Investor Melepas Kepemilikan Obligasi Rupiah

foto : istimewa

Pasardana.id - Total transaksi dan total frekuensi menurun drastis di tengah penurunan imbal hasil yang terjadi akibat ekspektasi kenaikkan fed rate.

Total transaksi didominasi oleh obligasi berdurasi 10 - 15 tahun, diikuti dengan obligasi bertenor kurang dari 1 tahun dan 15 - 20 tahun, sisanya merata di semua tenor hingga tenor lebih dari 25 tahun.

Ekspektasi kenaikkan Fed Rate yang mungkin terjadi pada bulan Juni, serta melemahnya Rupiah membuat beberapa pelaku pasar dan investor melepas kepemilikannya obligasinya. Selain untuk merealisasikan keuntungannya, mereka juga berkesempatan untuk mendapatkan harga murah.

"Pagi ini pasar obligasi masih dibuka melemah dengan potensi melemah terbatas. Hadirnya lelang esok hari, berpotensi untuk menurunkan total transaksi dan total frekuensi hari ini," jelas Maximilianus Nicodemus, Kepala Riset Pendapatan Tetap PT Indomitra Securities, Senin (23/5/2016).

Penurunan obligasi juga di dorong oleh masih lemahnya Rupiah, meskipun pagi ini dibuka menguat tipis di 13.603. Rupiah masih akan melemah seiring dengan masih kuatnya dollar AS. Pelemahan harga obligasi hari ini juga di tambah dengan melemahnya harga minyak akibat dari pernyataan Iran yang belum akan menahan ekspor minyaknya di level saat ini.

Namun pagi ini minyak di buka menguat di 48.46 yang justru akan menahan pelemahan lebih lanjut bagi pasar obligasi. Secara teknikal analisa, pasar obligasi masih akan mengalami penurunan di semua benchmark, oleh sebab itu kami masih merekomendasikan Hold. Pasar obligasi dalam negeri masih akan mengalami tekanan, oleh sebab itu menunggu adalah strategi terbaik.

Analis fixed income PT MNC Securities, I Made Adi Saputra mengatakan mengecilnya volume transaksi Jumat disebabkan pelemahan rupiah yang menembus level 13.600. Akibatnya investor memilih menjual efek berdenominasi rupiah seperti SUN. Sebagian besar memilih bersikap wait and see.

"Nilai tukar rupiah terhadap dollar Amerika yang kembali berada di atas level 13600 per dollar Amerika mendorong investor untuk melakukan penjualan Surat Utang Negara di pasar sekunder, sehingga menyebabkan terjadinya koreksi harga.

Volume perdagangan Surat Utang Negara yang dilaporkan pada perdagangan di akhir pekan belum mengalami adanya peningkatan.
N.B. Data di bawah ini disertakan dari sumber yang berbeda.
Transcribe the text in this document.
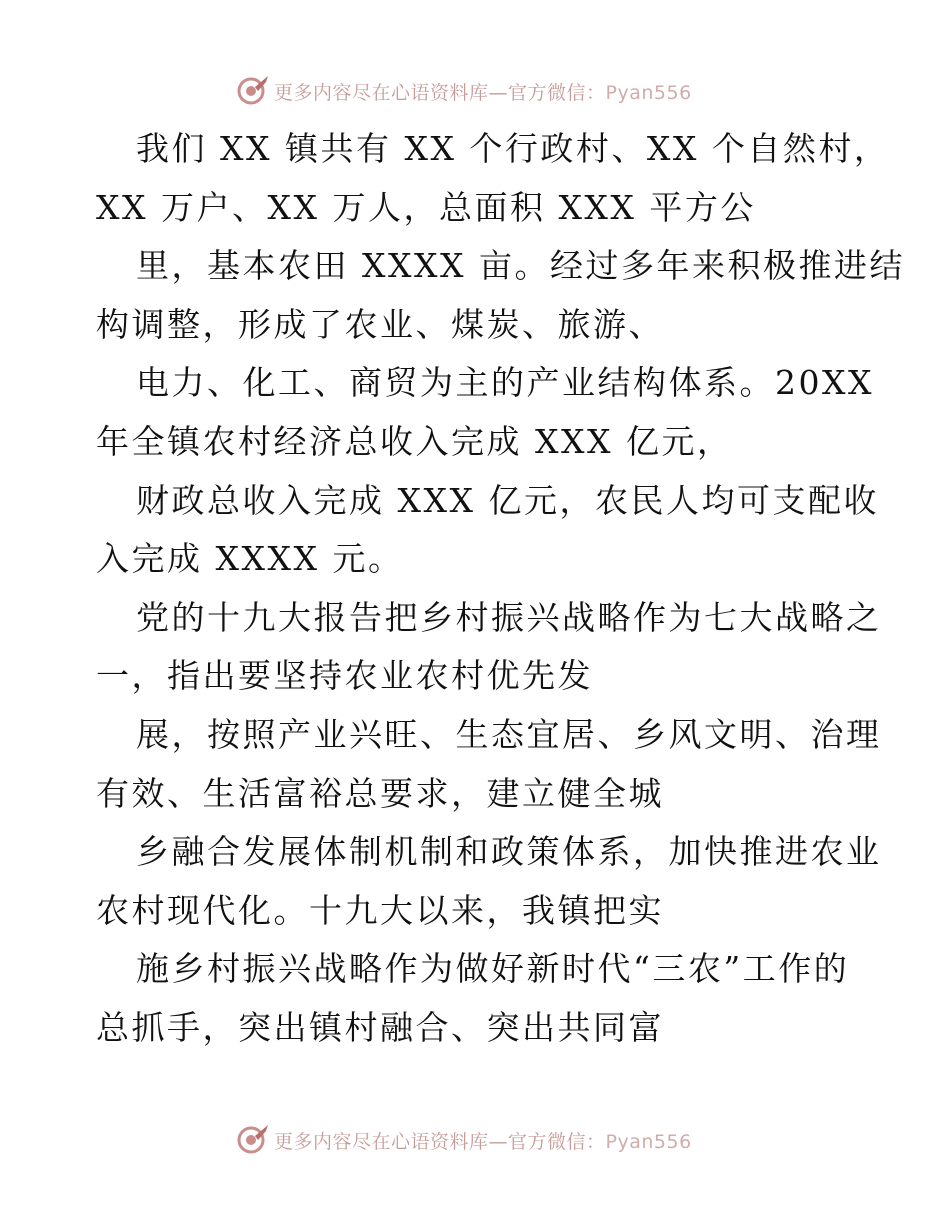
更多内容尽在心语资料库—官方微信：Pyan556
我们 XX 镇共有 XX 个行政村、XX 个自然村，
XX 万户、XX 万人，总面积 XXX 平方公
里，基本农田 XXXX 亩。经过多年来积极推进结
构调整，形成了农业、煤炭、旅游、
电力、化工、商贸为主的产业结构体系。20XX
年全镇农村经济总收入完成 XXX 亿元，
财政总收入完成 XXX 亿元，农民人均可支配收
入完成 XXXX 元。
党的十九大报告把乡村振兴战略作为七大战略之
一，指出要坚持农业农村优先发
展，按照产业兴旺、生态宜居、乡风文明、治理
有效、生活富裕总要求，建立健全城
乡融合发展体制机制和政策体系，加快推进农业
农村现代化。十九大以来，我镇把实
施乡村振兴战略作为做好新时代“三农”工作的
总抓手，突出镇村融合、突出共同富
更多内容尽在心语资料库—官方微信：Pyan556
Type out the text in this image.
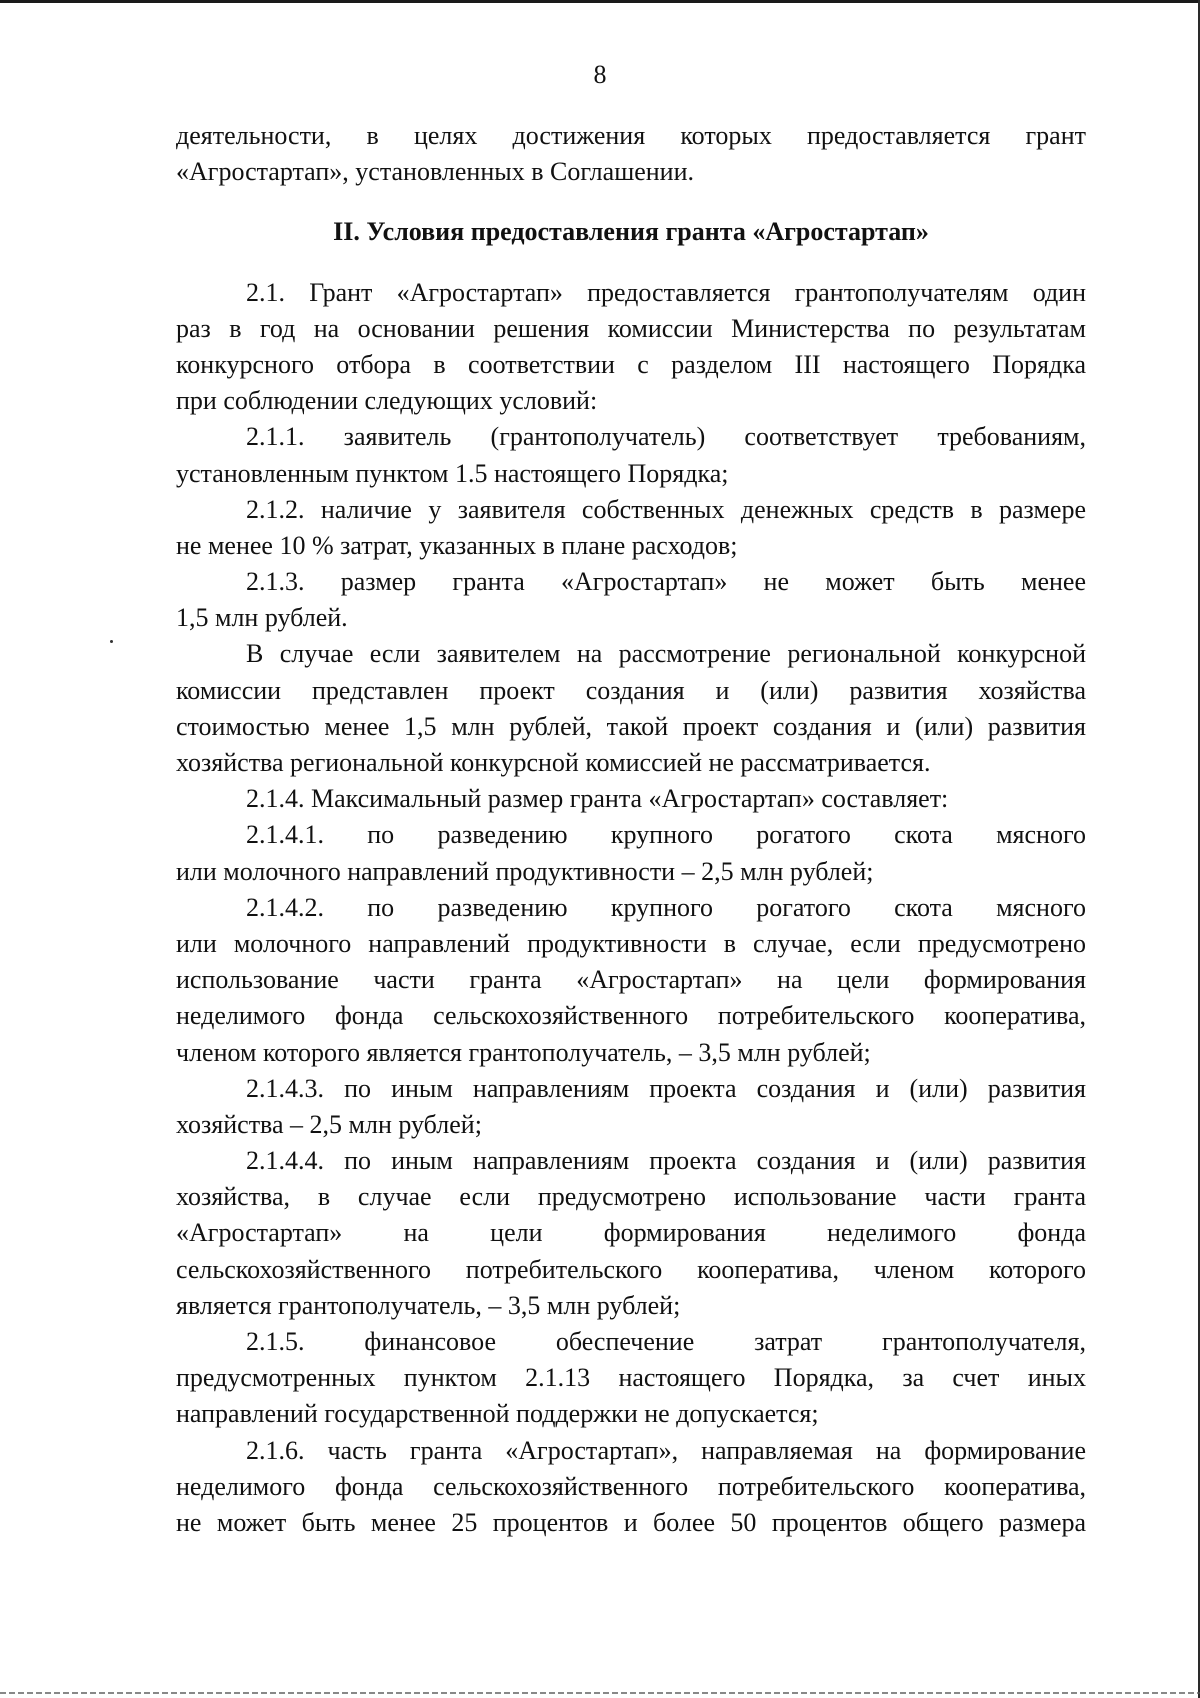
8
деятельности, в целях достижения которых предоставляется грант
«Агростартап», установленных в Соглашении.
II. Условия предоставления гранта «Агростартап»
2.1. Грант «Агростартап» предоставляется грантополучателям один
раз в год на основании решения комиссии Министерства по результатам
конкурсного отбора в соответствии с разделом III настоящего Порядка
при соблюдении следующих условий:
2.1.1. заявитель (грантополучатель) соответствует требованиям,
установленным пунктом 1.5 настоящего Порядка;
2.1.2. наличие у заявителя собственных денежных средств в размере
не менее 10 % затрат, указанных в плане расходов;
2.1.3. размер гранта «Агростартап» не может быть менее
1,5 млн рублей.
В случае если заявителем на рассмотрение региональной конкурсной
комиссии представлен проект создания и (или) развития хозяйства
стоимостью менее 1,5 млн рублей, такой проект создания и (или) развития
хозяйства региональной конкурсной комиссией не рассматривается.
2.1.4. Максимальный размер гранта «Агростартап» составляет:
2.1.4.1. по разведению крупного рогатого скота мясного
или молочного направлений продуктивности – 2,5 млн рублей;
2.1.4.2. по разведению крупного рогатого скота мясного
или молочного направлений продуктивности в случае, если предусмотрено
использование части гранта «Агростартап» на цели формирования
неделимого фонда сельскохозяйственного потребительского кооператива,
членом которого является грантополучатель, – 3,5 млн рублей;
2.1.4.3. по иным направлениям проекта создания и (или) развития
хозяйства – 2,5 млн рублей;
2.1.4.4. по иным направлениям проекта создания и (или) развития
хозяйства, в случае если предусмотрено использование части гранта
«Агростартап» на цели формирования неделимого фонда
сельскохозяйственного потребительского кооператива, членом которого
является грантополучатель, – 3,5 млн рублей;
2.1.5. финансовое обеспечение затрат грантополучателя,
предусмотренных пунктом 2.1.13 настоящего Порядка, за счет иных
направлений государственной поддержки не допускается;
2.1.6. часть гранта «Агростартап», направляемая на формирование
неделимого фонда сельскохозяйственного потребительского кооператива,
не может быть менее 25 процентов и более 50 процентов общего размера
Volume Jumat senilai Rp7,98 triliun dari 30 seri Surat Utang Negara yang diperdagangkan.

Volume perdagangan seri acuan yang dilaporkan senilai Rp3,07 triliun. Obligasi Negara seri FR0056 masih menjadi Surat Utang Negara dengan volume perdagangan terbesar, senilai Rp1,07 triliun dari 49 kali transaksi dengan harga rata - rata pada level 103,79% dengan tingkat imbal hasil sebesar 7,82%.

Adapun Sukuk Negara Ritel seri SR006 menjadi Surat Berharga Syariah Negara (SBSN) dengan volume perdagangan terbesar, senilai Rp800,87 miliar dari 12 kali transaksi dengan harga rata - rata pada level 101,73% dengan tingkat imbal hasil sebesar 6,48%.

Sementara itu, volume perdagangan obligasi korporasi yang dilaporkan pada perdagangan di akhir pekan senilai Rp879,89 miliar dari 43 seri obligasi korporasi yang diperdagangkan.

Obligasi Berkelanjutan III Astra Sedaya Finance dengan Tingkat Bunga Tetap Tahap I Tahun 2016 Seri A (ASDF03ACN1) menjadi obligasi korporasi dengan volume perdagangan terbesar, senilai Rp135 miliar dari 5 kali transaksi. Obligasi dengan peringkat "AAA(idn)" dan akan jatuh tempo pada 21 Mei 2017 tersebut diperdagangkan di harga 99,93% dengan tingkat imbal hasil sebesar 8,02%.